The two researchers said that the federal Cohen Commission on the decline of sockeye salmon runs in the Fraser River was told that more than 1,000 cases of ISA-type lesions have been reported on B.C. salmon farms since 2006 yet no suspect cases or diagnoses of ISA were reported to the Canadian Food Inspection Agency, or to the World Organisation for Animal Health (known as OiE, from its former name of Office International des Epizooties).

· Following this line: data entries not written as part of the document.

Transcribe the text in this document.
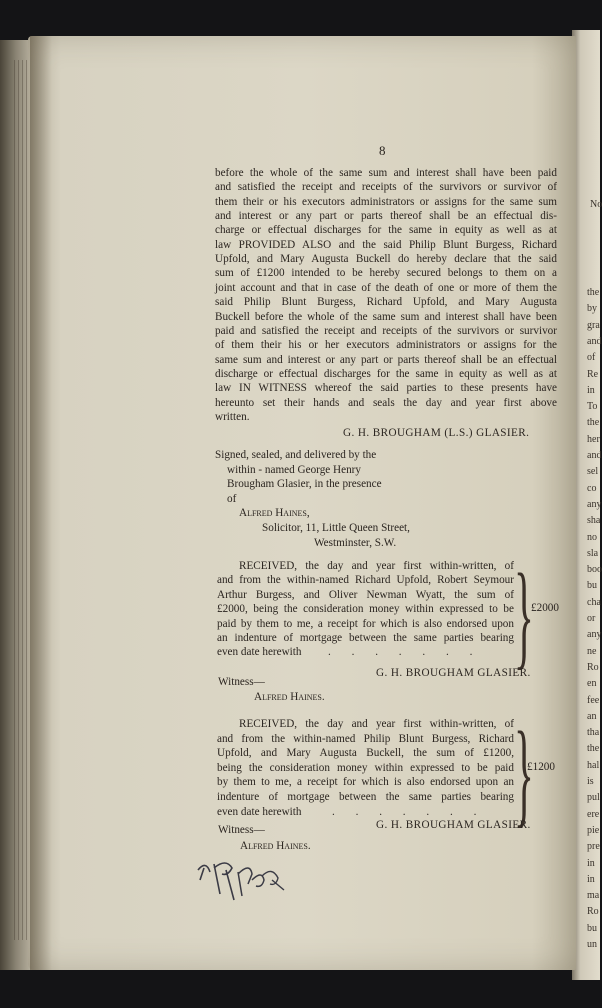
No
the
by
gra
and
of
Re
in
To
the
her
and
sel
co
any
sha
no
sla
boo
bu
cha
or
any
ne
Ro
en
fee
an
tha
the
hal
is
pul
ere
pie
pre
in
in
ma
Ro
bu
un
8
before the whole of the same sum and interest shall have been paid
and satisfied the receipt and receipts of the survivors or survivor of
them their or his executors administrators or assigns for the same sum
and interest or any part or parts thereof shall be an effectual dis-
charge or effectual discharges for the same in equity as well as at
law PROVIDED ALSO and the said Philip Blunt Burgess, Richard
Upfold, and Mary Augusta Buckell do hereby declare that the said
sum of £1200 intended to be hereby secured belongs to them on a
joint account and that in case of the death of one or more of them the
said Philip Blunt Burgess, Richard Upfold, and Mary Augusta
Buckell before the whole of the same sum and interest shall have been
paid and satisfied the receipt and receipts of the survivors or survivor
of them their his or her executors administrators or assigns for the
same sum and interest or any part or parts thereof shall be an effectual
discharge or effectual discharges for the same in equity as well as at
law IN WITNESS whereof the said parties to these presents have
hereunto set their hands and seals the day and year first above
written.
G. H. BROUGHAM (L.S.) GLASIER.
Signed, sealed, and delivered by the
within - named George Henry
Brougham Glasier, in the presence
of
Alfred Haines,
Solicitor, 11, Little Queen Street,
Westminster, S.W.
RECEIVED, the day and year first within-written, of
and from the within-named Richard Upfold, Robert Seymour
Arthur Burgess, and Oliver Newman Wyatt, the sum of
£2000, being the consideration money within expressed to be
paid by them to me, a receipt for which is also endorsed upon
an indenture of mortgage between the same parties bearing
even date herewith . . . . . . . }
£2000
G. H. BROUGHAM GLASIER.
Witness—
Alfred Haines.
RECEIVED, the day and year first within-written, of
and from the within-named Philip Blunt Burgess, Richard
Upfold, and Mary Augusta Buckell, the sum of £1200,
being the consideration money within expressed to be paid
by them to me, a receipt for which is also endorsed upon an
indenture of mortgage between the same parties bearing
even date herewith	. . . . . . . }
£1200
G. H. BROUGHAM GLASIER.
Witness—
Alfred Haines.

Dr Morton, who long ago urged the federal government to close the border to Atlantic salmon eggs as the virus spread in fish farms around the world, says the fact that ISA was found in smolts suggests it has been loose in the Pacific for several years.

Government and industry are clearly not testing effectively. There needs to be an international volunteer epidemiological team formed right now. No one party can own the data. We have to use everything we know to try and contain this.

The researchers say if there is any hope of controlling this disease it must be addressed at the source. The virus is also prone to mutating into increasingly virulent forms.